MMA is a group of genetic conditions which prevent the body from breaking down certain parts of proteins and fats. As a result, toxic substances build up in the body, often resulting in serious illness, as well as symptoms such as lethargy and trouble breathing. One of the substances that can build up in the body is propionic acid, which, as a team would later explain, can easily be mistaken for ethylene glycol.
It all sounds quite open and shut at this point. A boy died of apparent poisoning by anti-freeze, before his brother was diagnosed with a genetic condition that can mimic the effects of antifreeze poisoning. However, it wasn't over yet. Stallings' lawyer was aware of the genetic condition but failed to bring sufficient evidence to the trial in order to get Patricia exonerated.
When the lawyer suggested that natural causes could have been at play, the prosecution responded that "you might as well speculate that some little man from mars came down and shot him full of some mysterious bacteria.”
She was convicted of first degree murder, and assault, and sentenced to life in prison.
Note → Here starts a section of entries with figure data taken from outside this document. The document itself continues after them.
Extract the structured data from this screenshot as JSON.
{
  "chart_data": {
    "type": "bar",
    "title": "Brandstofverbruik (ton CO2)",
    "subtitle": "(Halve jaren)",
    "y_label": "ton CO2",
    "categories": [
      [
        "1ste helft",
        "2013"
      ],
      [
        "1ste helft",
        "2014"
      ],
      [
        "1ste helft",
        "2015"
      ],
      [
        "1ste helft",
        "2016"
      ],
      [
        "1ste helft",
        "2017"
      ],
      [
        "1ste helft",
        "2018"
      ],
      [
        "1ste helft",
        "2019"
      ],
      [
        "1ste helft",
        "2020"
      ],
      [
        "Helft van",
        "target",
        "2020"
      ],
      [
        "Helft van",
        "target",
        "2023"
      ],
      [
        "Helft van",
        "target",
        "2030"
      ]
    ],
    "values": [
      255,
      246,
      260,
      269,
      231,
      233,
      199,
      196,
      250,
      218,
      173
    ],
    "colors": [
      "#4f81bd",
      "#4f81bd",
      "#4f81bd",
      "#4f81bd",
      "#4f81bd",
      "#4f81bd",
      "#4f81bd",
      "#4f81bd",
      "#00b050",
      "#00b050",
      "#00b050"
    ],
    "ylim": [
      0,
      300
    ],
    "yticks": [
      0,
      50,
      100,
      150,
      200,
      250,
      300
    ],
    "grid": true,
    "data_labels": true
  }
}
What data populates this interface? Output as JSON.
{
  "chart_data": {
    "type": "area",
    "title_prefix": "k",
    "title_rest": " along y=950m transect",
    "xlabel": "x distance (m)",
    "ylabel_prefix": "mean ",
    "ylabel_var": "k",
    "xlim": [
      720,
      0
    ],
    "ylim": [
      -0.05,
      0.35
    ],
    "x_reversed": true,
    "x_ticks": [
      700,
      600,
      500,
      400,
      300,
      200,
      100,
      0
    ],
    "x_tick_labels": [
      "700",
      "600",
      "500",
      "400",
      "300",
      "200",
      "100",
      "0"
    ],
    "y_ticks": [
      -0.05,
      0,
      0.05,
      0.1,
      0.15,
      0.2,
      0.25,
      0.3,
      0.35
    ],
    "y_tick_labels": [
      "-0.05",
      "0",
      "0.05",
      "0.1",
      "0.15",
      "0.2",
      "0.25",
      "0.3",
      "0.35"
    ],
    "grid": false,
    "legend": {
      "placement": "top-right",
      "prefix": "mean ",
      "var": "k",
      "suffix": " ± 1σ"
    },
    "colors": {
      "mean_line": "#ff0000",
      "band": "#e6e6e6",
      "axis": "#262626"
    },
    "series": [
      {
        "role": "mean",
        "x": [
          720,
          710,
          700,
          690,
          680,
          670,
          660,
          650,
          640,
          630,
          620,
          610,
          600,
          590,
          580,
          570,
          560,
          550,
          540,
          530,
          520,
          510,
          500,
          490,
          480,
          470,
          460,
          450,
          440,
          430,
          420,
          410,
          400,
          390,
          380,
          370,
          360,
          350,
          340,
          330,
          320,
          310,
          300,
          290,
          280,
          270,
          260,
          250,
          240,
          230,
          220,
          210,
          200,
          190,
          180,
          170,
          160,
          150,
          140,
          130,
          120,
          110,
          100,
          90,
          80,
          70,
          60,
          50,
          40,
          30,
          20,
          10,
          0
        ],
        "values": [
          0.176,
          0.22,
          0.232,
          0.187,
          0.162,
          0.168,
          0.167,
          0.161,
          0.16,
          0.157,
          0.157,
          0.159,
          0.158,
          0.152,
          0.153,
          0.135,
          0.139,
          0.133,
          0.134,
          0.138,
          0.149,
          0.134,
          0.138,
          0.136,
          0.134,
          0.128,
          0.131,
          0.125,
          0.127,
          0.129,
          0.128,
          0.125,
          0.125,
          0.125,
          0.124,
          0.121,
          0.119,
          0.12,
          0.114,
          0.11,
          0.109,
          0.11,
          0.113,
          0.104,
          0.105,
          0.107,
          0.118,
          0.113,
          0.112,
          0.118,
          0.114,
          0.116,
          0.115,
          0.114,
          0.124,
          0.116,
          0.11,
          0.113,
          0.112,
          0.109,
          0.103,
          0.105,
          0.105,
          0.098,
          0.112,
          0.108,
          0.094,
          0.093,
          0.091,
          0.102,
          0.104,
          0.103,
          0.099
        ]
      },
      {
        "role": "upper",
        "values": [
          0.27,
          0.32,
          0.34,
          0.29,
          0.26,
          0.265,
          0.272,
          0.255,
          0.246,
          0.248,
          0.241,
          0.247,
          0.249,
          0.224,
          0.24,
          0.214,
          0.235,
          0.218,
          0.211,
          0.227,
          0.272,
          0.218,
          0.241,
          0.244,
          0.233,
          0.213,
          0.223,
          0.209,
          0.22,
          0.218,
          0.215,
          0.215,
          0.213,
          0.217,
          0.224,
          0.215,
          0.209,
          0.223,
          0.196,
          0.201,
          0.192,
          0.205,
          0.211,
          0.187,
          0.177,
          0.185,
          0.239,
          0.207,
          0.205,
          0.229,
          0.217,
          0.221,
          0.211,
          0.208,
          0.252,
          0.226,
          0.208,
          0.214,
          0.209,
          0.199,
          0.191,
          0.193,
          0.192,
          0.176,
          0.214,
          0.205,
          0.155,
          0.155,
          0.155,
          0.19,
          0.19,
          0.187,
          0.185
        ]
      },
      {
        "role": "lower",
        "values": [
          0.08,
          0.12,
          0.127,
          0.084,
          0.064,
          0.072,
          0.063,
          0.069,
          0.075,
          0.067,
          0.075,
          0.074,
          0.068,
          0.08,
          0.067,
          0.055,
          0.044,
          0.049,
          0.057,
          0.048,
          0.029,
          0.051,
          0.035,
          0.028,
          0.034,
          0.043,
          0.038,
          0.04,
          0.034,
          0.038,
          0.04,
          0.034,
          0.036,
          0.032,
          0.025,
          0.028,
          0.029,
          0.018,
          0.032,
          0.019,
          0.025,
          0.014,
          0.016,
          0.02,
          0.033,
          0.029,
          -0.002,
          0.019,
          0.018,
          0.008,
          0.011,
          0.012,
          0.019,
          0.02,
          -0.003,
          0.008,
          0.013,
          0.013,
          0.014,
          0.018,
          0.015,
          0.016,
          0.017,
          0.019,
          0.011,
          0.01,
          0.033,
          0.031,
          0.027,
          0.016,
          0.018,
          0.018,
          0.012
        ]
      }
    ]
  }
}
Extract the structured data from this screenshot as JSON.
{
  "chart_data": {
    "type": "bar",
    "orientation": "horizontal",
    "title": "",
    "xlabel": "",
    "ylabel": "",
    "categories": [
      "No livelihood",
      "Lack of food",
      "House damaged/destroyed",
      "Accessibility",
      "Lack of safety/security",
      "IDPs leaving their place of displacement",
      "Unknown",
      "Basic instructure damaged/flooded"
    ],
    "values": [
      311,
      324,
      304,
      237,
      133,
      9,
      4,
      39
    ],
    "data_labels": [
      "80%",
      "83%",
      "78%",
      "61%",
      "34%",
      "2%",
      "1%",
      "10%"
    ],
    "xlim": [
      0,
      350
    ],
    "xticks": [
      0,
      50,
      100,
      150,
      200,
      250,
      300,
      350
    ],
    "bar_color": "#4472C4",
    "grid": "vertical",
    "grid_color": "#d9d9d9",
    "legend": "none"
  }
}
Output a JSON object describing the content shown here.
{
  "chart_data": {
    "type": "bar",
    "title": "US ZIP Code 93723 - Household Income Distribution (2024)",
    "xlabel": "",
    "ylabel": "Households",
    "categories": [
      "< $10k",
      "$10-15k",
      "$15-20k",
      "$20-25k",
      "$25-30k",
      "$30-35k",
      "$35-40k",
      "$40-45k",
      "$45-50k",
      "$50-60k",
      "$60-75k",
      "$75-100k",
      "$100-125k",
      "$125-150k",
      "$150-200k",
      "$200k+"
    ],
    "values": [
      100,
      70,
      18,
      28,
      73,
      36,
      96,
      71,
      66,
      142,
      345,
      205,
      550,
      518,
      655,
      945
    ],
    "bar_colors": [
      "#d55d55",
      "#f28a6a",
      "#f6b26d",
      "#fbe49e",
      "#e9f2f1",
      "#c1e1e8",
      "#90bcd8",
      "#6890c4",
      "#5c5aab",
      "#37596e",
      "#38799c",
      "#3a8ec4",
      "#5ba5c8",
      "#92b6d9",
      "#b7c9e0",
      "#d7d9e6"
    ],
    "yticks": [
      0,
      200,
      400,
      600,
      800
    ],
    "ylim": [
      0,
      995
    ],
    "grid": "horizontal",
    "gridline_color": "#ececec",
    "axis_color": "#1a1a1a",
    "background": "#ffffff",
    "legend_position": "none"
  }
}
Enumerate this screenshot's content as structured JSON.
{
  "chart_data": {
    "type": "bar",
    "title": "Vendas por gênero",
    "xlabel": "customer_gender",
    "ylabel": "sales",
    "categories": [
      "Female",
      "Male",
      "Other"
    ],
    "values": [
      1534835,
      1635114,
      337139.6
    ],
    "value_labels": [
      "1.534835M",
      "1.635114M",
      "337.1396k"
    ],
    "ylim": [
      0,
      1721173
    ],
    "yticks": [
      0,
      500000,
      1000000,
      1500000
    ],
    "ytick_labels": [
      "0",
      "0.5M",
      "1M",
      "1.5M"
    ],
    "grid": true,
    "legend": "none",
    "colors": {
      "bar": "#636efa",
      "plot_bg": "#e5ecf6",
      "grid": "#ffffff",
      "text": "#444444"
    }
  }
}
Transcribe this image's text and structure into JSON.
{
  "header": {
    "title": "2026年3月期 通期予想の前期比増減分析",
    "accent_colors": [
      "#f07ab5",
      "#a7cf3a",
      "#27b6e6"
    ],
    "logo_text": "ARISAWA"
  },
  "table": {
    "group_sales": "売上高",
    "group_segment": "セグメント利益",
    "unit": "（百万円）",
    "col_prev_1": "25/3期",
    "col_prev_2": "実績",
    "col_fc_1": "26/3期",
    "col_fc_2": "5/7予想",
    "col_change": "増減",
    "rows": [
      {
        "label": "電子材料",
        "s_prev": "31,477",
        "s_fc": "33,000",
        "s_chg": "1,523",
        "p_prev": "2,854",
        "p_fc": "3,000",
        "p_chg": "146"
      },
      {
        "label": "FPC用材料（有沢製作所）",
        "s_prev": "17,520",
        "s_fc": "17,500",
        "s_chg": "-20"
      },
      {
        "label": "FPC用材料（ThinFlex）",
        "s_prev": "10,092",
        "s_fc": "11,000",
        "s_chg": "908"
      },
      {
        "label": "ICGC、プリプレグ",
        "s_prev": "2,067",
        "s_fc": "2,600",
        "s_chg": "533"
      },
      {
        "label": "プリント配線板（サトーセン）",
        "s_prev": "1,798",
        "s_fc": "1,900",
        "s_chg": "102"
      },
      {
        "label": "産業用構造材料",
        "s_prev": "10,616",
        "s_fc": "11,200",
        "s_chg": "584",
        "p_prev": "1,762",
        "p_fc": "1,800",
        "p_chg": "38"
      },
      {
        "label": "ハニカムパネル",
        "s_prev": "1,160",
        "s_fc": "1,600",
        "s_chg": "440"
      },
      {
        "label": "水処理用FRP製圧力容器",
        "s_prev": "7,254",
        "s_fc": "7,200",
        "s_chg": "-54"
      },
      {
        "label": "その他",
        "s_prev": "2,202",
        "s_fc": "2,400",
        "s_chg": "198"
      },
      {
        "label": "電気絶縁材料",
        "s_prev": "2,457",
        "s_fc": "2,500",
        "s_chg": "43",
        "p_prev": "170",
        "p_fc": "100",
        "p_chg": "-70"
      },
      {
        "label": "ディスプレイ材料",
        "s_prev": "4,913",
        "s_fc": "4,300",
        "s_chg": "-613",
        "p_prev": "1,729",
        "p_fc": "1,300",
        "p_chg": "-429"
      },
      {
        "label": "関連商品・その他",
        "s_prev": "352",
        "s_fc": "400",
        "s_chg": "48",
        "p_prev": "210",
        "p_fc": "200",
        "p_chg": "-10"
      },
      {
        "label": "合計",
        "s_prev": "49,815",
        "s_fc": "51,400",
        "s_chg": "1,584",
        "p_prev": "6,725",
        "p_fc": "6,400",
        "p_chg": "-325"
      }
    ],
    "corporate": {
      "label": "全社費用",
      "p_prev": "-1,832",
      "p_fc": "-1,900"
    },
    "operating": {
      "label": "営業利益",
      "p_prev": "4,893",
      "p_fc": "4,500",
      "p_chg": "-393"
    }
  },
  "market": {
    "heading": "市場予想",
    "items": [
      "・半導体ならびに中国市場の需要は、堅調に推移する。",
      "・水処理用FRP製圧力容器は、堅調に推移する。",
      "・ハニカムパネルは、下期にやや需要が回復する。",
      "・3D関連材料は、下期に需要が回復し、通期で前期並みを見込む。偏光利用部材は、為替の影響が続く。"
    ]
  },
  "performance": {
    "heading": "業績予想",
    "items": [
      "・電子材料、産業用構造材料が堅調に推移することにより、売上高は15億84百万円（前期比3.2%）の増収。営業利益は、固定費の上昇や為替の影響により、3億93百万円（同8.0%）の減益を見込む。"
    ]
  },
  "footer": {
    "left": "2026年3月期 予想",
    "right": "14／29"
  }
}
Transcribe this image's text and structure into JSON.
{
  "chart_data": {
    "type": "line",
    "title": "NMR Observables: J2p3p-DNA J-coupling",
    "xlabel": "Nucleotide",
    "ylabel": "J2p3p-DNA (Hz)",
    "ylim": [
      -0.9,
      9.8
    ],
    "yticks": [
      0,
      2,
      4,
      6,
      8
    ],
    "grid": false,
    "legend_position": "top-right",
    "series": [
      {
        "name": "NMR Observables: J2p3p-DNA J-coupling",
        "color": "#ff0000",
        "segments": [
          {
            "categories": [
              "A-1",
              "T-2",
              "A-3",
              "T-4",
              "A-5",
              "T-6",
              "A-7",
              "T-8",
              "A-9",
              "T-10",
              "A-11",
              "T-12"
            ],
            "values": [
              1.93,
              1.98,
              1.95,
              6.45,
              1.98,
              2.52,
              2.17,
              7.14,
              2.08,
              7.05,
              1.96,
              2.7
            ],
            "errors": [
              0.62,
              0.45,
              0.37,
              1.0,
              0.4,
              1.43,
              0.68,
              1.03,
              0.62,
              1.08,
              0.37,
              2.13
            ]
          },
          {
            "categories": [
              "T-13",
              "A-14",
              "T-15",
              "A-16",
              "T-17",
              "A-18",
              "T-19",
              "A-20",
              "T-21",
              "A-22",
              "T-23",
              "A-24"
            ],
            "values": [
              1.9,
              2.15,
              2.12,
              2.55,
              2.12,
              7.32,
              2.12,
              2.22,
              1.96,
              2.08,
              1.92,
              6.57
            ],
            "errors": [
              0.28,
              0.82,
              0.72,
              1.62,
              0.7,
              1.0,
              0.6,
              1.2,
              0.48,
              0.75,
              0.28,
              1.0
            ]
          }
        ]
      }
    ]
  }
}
The following year, an episode on the case appeared on Unsolved Mysteries.
Biochemist William Sly of Saint Louis University was watching the episode, and he and the Director of the Metabolic Screening Lab at St Louis University, Dr James Shoemaker, were able to test Ryan's blood, which confirmed that he had had the disease.
However, since ethylene glycol is not produced in humans – even in those who have MMA – and the prosecution believed that this substance had been found in Ryan's blood, this still wasn't enough to convince the prosecution that he died of natural causes.
Still not done, Sly asked to know the methods used to determine that ethylene glycol had been found in Ryan's blood. He then sent samples of blood containing propionic acid to commercial labs, who analyzed the samples using the same methodology used in the initial investigation. Sure enough, about half of the labs came back with incorrect results, confirming the team's suspicions.
"The gas chromatographic peak identified as ethylene glycol by a clinical laboratory was actually due to propionic acid," the team wrote in a 1992 paper. Sly went on to show that other indications of antifreeze poisoning could actually have been because of interventions that were given to the patient, on the assumption that he had been poisoned.
Shortly after this evidence was presented to the prosecutor, in July 1991, Stallings was released and reunited with her second son, while awaiting a new trial on the grounds of inadequate legal defense. Soon after that, the charges against her were dismissed.